O apresentador José Luiz Datena, que deve disputar uma vaga no Senado no ano que vem, diz acreditar nas chances da terceira via e conta como o PSL o escanteou da corrida presidencial
05.11.21

Depois de vários ensaios, o apresentador de TV José Luiz Datena pode, enfim, estrear na política em 2022. Recém-filiado ao PSD, depois de uma passagem relâmpago pelo PSL, Datena aceitou o convite de Gilberto Kassab para concorrer ao Senado por São Paulo.

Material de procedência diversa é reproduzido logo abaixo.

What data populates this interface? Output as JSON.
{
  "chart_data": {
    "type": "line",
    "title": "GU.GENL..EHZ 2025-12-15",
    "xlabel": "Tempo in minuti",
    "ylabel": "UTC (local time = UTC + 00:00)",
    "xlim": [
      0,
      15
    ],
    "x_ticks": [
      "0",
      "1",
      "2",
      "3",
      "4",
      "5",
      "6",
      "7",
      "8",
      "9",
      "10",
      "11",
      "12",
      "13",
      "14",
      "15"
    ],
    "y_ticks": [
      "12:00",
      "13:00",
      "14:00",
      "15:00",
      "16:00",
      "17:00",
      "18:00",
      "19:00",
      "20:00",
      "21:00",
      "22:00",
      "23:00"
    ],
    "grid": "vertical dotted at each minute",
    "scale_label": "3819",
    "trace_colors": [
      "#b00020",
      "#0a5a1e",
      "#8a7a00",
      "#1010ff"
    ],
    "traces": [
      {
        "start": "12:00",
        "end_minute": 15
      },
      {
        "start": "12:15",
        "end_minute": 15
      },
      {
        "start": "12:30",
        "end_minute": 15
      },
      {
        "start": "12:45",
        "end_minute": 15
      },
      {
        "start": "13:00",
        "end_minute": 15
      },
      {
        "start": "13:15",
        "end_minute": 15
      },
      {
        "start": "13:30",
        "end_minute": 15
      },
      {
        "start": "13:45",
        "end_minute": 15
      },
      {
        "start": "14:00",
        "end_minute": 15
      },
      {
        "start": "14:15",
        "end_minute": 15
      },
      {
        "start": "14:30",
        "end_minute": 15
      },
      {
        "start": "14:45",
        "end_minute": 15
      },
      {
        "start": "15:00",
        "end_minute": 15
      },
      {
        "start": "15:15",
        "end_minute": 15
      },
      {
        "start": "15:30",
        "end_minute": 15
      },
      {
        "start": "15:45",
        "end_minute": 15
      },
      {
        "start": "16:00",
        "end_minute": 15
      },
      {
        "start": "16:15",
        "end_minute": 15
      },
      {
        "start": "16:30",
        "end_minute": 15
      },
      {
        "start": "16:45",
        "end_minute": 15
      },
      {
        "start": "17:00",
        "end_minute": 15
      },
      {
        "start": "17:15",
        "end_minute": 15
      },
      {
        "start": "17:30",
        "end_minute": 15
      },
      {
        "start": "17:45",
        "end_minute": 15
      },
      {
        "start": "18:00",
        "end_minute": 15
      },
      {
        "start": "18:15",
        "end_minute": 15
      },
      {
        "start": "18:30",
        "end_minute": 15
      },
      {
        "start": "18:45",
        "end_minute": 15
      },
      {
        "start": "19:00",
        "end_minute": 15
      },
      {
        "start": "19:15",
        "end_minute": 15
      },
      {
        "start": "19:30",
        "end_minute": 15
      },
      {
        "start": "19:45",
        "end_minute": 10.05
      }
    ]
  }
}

Seu plano era bem mais ambicioso. A almejada candidatura à Presidência foi implodida tão logo o seu antigo partido anunciou a fusão com o DEM, que resultou na criação do União Brasil. Só fiquei sabendo da fusão do PSL com o DEM pela mídia. Pediram para eu me lançar candidato à Presidência e dar entrevistas como candidato.  Depois, me disseram que a coisa tinha zerado”, afirmou Datena, que chegou a anunciar o ingresso na política em 2018, mas acabou recuando.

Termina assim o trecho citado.